Verifying the deployment before you trust it

Run this sanity check before you migrate a single user in:

1. Create one test user in Authentik. Add them to a test-users group.
2. Wire one test application (a throwaway Grafana or a fresh self-hosted app you can break safely).
3. Bind a group-policy on the application that requires membership in test-users. Verify the test user can log in. Verify your admin account, which is not in test-users, gets a “permission denied” page rather than a successful login.
4. Stop the entire stack with docker compose down, restart it, and verify the test user can still log in. This catches the “I forgot to mount a volume” class of bug.
5. Back up the Postgres volume. Restore it to a different directory. Spin up a second Authentik stack against the restored volume with the same secret key. Verify it shows the same users and apps. This is your disaster-recovery rehearsal.
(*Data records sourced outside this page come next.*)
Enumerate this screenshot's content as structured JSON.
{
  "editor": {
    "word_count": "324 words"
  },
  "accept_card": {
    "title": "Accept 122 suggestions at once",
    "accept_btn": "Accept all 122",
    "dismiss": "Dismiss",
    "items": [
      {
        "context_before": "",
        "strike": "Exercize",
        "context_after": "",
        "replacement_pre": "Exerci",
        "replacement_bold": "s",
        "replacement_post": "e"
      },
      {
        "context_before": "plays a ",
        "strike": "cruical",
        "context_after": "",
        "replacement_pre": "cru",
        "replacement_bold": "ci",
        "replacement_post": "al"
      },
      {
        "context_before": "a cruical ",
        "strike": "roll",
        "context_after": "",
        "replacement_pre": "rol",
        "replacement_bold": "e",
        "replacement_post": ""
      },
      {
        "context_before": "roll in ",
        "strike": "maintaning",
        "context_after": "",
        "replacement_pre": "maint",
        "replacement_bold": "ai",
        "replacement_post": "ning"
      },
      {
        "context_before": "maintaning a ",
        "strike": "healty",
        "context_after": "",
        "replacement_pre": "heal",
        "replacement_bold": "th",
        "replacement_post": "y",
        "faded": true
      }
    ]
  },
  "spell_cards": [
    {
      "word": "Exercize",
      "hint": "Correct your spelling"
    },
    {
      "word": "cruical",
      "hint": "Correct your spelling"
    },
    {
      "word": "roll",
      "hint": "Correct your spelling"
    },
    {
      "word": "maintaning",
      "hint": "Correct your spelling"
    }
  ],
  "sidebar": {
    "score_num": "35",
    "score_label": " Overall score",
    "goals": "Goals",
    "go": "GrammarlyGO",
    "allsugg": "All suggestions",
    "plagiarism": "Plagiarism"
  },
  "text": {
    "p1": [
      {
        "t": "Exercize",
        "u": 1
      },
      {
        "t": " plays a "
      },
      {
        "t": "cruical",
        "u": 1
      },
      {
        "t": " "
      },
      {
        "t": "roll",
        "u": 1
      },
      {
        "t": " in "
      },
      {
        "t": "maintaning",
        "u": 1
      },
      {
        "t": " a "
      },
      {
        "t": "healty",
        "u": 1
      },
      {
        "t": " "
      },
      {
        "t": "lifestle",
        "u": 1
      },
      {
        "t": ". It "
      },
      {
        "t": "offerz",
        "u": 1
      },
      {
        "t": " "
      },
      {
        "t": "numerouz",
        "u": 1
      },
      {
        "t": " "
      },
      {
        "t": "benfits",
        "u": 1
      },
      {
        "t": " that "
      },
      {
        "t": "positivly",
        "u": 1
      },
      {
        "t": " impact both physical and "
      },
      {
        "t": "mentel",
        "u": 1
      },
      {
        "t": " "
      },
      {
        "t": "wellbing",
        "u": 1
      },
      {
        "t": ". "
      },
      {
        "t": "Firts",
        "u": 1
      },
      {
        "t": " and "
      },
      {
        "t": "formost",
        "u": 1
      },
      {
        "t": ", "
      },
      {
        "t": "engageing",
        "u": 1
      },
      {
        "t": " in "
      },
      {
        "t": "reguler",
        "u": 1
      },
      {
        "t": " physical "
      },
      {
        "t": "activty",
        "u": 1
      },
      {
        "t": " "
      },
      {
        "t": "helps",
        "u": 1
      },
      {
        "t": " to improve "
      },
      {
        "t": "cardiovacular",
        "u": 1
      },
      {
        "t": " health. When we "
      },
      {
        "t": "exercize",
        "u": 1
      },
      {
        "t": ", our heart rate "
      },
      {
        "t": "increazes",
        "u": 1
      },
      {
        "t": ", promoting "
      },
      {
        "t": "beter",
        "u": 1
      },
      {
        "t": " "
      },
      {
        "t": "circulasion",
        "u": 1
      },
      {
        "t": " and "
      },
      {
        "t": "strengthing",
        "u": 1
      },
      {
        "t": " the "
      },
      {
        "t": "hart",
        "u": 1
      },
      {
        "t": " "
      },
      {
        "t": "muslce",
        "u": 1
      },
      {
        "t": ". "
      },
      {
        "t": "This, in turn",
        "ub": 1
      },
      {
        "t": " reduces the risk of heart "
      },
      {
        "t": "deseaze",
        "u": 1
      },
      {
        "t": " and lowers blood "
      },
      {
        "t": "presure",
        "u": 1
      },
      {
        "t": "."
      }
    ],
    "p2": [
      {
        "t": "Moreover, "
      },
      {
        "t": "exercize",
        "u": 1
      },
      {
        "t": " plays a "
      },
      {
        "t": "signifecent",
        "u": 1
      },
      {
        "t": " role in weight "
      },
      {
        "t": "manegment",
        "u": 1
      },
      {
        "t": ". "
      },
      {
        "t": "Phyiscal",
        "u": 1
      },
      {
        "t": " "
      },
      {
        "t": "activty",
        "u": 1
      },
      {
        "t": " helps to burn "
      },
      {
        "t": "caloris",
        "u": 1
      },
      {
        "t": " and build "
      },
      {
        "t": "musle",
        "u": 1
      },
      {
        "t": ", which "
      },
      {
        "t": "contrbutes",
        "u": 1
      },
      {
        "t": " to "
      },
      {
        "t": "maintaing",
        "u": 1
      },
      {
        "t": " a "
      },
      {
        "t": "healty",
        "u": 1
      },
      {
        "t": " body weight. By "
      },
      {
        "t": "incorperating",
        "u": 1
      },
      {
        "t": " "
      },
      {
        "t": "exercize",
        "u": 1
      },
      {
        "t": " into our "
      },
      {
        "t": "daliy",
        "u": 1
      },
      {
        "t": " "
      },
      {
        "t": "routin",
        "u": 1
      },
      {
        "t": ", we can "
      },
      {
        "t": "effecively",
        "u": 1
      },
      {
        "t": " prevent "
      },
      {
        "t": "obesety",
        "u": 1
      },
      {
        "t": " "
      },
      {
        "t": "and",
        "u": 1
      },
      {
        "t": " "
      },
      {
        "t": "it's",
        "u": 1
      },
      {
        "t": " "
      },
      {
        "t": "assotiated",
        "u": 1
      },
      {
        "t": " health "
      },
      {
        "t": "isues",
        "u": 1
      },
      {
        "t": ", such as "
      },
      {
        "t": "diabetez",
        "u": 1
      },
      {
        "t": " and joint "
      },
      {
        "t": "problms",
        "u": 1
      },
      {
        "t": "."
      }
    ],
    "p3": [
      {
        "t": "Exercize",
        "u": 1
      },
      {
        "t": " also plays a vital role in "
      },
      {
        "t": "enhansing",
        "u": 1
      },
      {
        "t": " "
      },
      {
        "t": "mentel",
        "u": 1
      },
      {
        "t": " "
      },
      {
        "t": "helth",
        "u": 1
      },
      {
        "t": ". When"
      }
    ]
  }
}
Step 5 is the one people skip. Do it once, before you have 30 users and 12 apps in there. Better to discover a backup-restore problem on day one with one test user than during a real incident.

Closing the loop

This Authentik stack has been the identity layer for my own infrastructure for about two years, and for several agency deployments for somewhat less. The setup time is one evening including the security hardening, the recurring cost is a 4 to 8 EUR / month VPS, and the operational burden is one daily backup job and a quarterly update window.

The thing self-hosting an identity provider has actually given me, beyond the SSO and the audit trail, is the discipline of thinking about access as a layer rather than a per-app afterthought. When auth lives in one place, you stop tolerating “we’ll remove their account next week” and start treating offboarding as a single atomic action. The companion read for that side of it is the human element in cybersecurity defense post: most incidents are people problems, and an identity provider you understand is one fewer place for a person problem to hide.